At the beginning of the poem, the tone is set by the pathetic fallacy: the storm, yet we concentrate on what is happening in the house (the house makes it seem like a sanctuary from the weather). Browning personifies the wind and lake – “The rain set early in to-night, the sullen wind was soon awake”. But when the stage turns to the cottage, with the log fire, the tone is somewhat warmer. When Porphyria enters he states that “she shut out the cold and the storm” and so the room was even warmer/brighter when she came in. “And, last, she sat down by my side And called me. When…” (line 14/15) – this is strong use of a caesura (full stop) and suddenly halts the rhythm of the poem. We wait for the narrator’s answer along with Porphyria – it never comes. The affect of caesuras on the fluidity of the rhythm scheme is another addition to the warped structure of the poem.

In the first half of the poem the narrator is passive, and lets Porphyria be the ‘dominant’ character, but in the second half, the narrator suddenly becomes active, with Porphyria passive. We can see examples of his passivity when Porphyria enters the cottage and droops her long, wet, blonde hair onto him; it seems as though she is in control and he was letting her do this (“and let the damp hair fall, And last, she sat down by my side”).

The narrator states that Porphyria ‘murmured’ to him how she loved him, that he turned to become the possessive one (“at last I knew Porphyria worshipped me”). At this point his love is triumphant and he thinks that he is a God to her. “Made my heart swell, and still it grew” makes a strong use of metaphors which say as each moment passes his love for her grows stronger in his heart; this is emphasised by the following alliteration: “Perfectly Pure” (line 37). The narrator suddenly strangles Porphyria because he wanted her to die “worshipping” him, because that made him happy. When he killed her there is another effective use of a caesura (line 41) – “…and strangled her,”. This has totally broken up the rhythm of the poem and is used to shock, which Browning does very well.

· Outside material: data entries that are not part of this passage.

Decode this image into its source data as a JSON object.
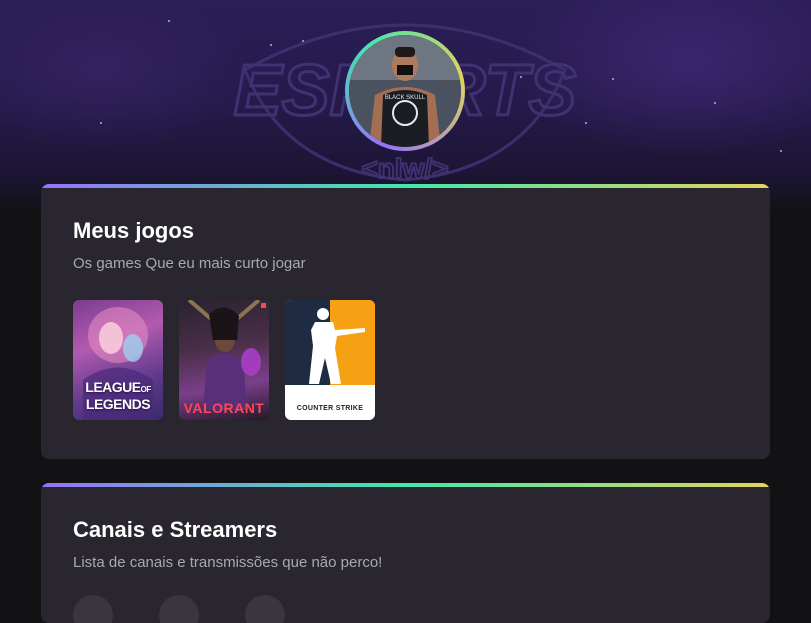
{
  "header": {
    "banner_text": "ESPORTS",
    "banner_sub": "<nlw/>"
  },
  "profile": {
    "avatar_shirt_text": "BLACK SKULL"
  },
  "games_section": {
    "title": "Meus jogos",
    "subtitle": "Os games Que eu mais curto jogar",
    "games": [
      {
        "name": "LEAGUE OF LEGENDS",
        "line1": "LEAGUE",
        "line2": "LEGENDS",
        "of": "OF"
      },
      {
        "name": "VALORANT"
      },
      {
        "name": "COUNTER STRIKE"
      }
    ]
  },
  "channels_section": {
    "title": "Canais e Streamers",
    "subtitle": "Lista de canais e transmissões que não perco!"
  },
  "colors": {
    "background": "#121214",
    "card": "#29262f",
    "gradient": [
      "#9572fc",
      "#43e7ad",
      "#e2d45c"
    ],
    "text_primary": "#ffffff",
    "text_secondary": "#a8a8b3"
  }
}
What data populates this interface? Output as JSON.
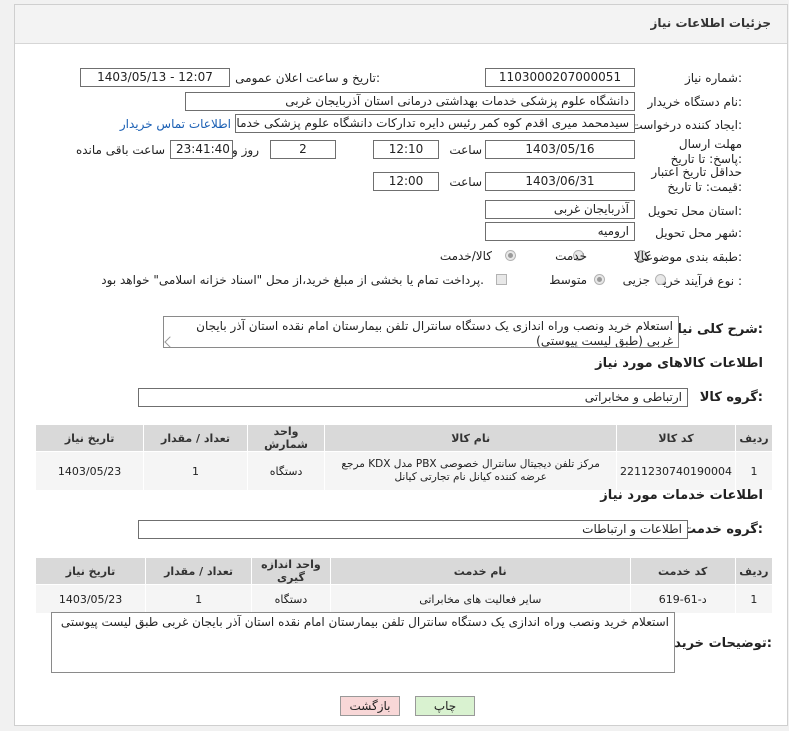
{
  "header": {
    "title": "جزئیات اطلاعات نیاز"
  },
  "form": {
    "need_number_label": "شماره نیاز:",
    "need_number": "1103000207000051",
    "announce_label": "تاریخ و ساعت اعلان عمومی:",
    "announce_value": "1403/05/13 - 12:07",
    "buyer_org_label": "نام دستگاه خریدار:",
    "buyer_org": "دانشگاه علوم پزشکی خدمات بهداشتی درمانی استان آذربایجان غربی",
    "creator_label": "ایجاد کننده درخواست:",
    "creator": "سیدمحمد میری اقدم کوه کمر رئیس دایره تدارکات دانشگاه علوم پزشکی خدمات",
    "contact_link": "اطلاعات تماس خریدار",
    "deadline_label": "مهلت ارسال پاسخ: تا تاریخ:",
    "deadline_date": "1403/05/16",
    "time_label": "ساعت",
    "deadline_time": "12:10",
    "days_value": "2",
    "days_label": "روز و",
    "remaining_time": "23:41:40",
    "remaining_label": "ساعت باقی مانده",
    "validity_label": "حداقل تاریخ اعتبار قیمت: تا تاریخ:",
    "validity_date": "1403/06/31",
    "validity_time": "12:00",
    "province_label": "استان محل تحویل:",
    "province": "آذربایجان غربی",
    "city_label": "شهر محل تحویل:",
    "city": "ارومیه",
    "category_label": "طبقه بندی موضوعی:",
    "category_options": [
      "کالا",
      "خدمت",
      "کالا/خدمت"
    ],
    "category_selected": "کالا/خدمت",
    "process_label": "نوع فرآیند خرید :",
    "process_options": [
      "جزیی",
      "متوسط"
    ],
    "process_note": "پرداخت تمام یا بخشی از مبلغ خرید،از محل \"اسناد خزانه اسلامی\" خواهد بود."
  },
  "description": {
    "label": "شرح کلی نیاز:",
    "text": "استعلام خرید ونصب وراه اندازی  یک دستگاه سانترال تلفن بیمارستان امام نقده استان آذر بایجان غربی (طبق لیست پیوستی)"
  },
  "goods": {
    "section_title": "اطلاعات کالاهای مورد نیاز",
    "group_label": "گروه کالا:",
    "group_value": "ارتباطی و مخابراتی",
    "columns": [
      "ردیف",
      "کد کالا",
      "نام کالا",
      "واحد شمارش",
      "تعداد / مقدار",
      "تاریخ نیاز"
    ],
    "rows": [
      [
        "1",
        "2211230740190004",
        "مرکز تلفن دیجیتال سانترال خصوصی PBX مدل KDX مرجع عرضه کننده کیانل نام تجارتی کیانل",
        "دستگاه",
        "1",
        "1403/05/23"
      ]
    ]
  },
  "services": {
    "section_title": "اطلاعات خدمات مورد نیاز",
    "group_label": "گروه خدمت:",
    "group_value": "اطلاعات و ارتباطات",
    "columns": [
      "ردیف",
      "کد خدمت",
      "نام خدمت",
      "واحد اندازه گیری",
      "تعداد / مقدار",
      "تاریخ نیاز"
    ],
    "rows": [
      [
        "1",
        "د-61-619",
        "سایر فعالیت های مخابراتی",
        "دستگاه",
        "1",
        "1403/05/23"
      ]
    ]
  },
  "buyer_notes": {
    "label": "توضیحات خریدار:",
    "text": "استعلام خرید ونصب وراه اندازی  یک دستگاه سانترال تلفن بیمارستان امام نقده استان آذر بایجان غربی طبق لیست پیوستی"
  },
  "buttons": {
    "print": "چاپ",
    "back": "بازگشت"
  },
  "colors": {
    "back_button": "#f8d7d7",
    "print_button": "#d9f2d0",
    "link": "#1a5fb4"
  }
}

Directly after that caesura, the narrator has doubts over whether Porphyria died feeling any pain – ‘No pain felt she; I am quite sure she felt no pain’. He tries to reassure himself that she did not die feeling pain because he wanted her to die worshipping him, not feeling hatred because she was being strangled. Is this dying for love? Rather disgustingly, the narrator then performs an act of necrophilia upon newly dead corpse, as if it were okay to do so. He says in line 48 that “she blushed bright beneath my burning kiss” as if she were still alive.

The narrator then jumps to using the neuter tense to describe Porphyria – “so glad it has its utmost will”. This love has now turned her into an object; it is dispassionate and impersonal and makes the ‘love’ even more disturbing. At line 52, the narrator uses an patronising tone “Her smiling little rosy head” as if he was saying she wanted to die in this moment of pure, perfect love. Porphyria’s Lover relates how, by strangling Porphyria with her own hair, the lover seized and preserved the moment of perfect intimacy when, pure and good, Porphyria left the world she could not forego for his sake, and came to him, for once conquered by her love. An inherent misgiving as to his action is intimated in the closing line of the poem. “God has not said a word”- he thinks that he is God and as he, the narrator, has said nothing in this poem, it is a rather comically smug end to a sick, twisted love poem.

Compared to Donne’s The Apparition, Porphyria’s Lover is not about revenge, yet there is still possessiveness for the lover: in Porphyria’s Lover, as she is married and she is not willing to get a divorce. These are both very physically intimate poems, however, The Apparition develops more of a bitter love. They are both amoral poems, with Donne’s intentions and Browning’s necrophiliac undertones. The love in The Apparition is a different love to Porphyria’s Lover, as it is a sad and bitter (“spent”) love, with a disappointed lover, whereas Porphyria’s Lover moves from a melancholic to a fulfilled love, with a dominant, if twisted and amoral lover.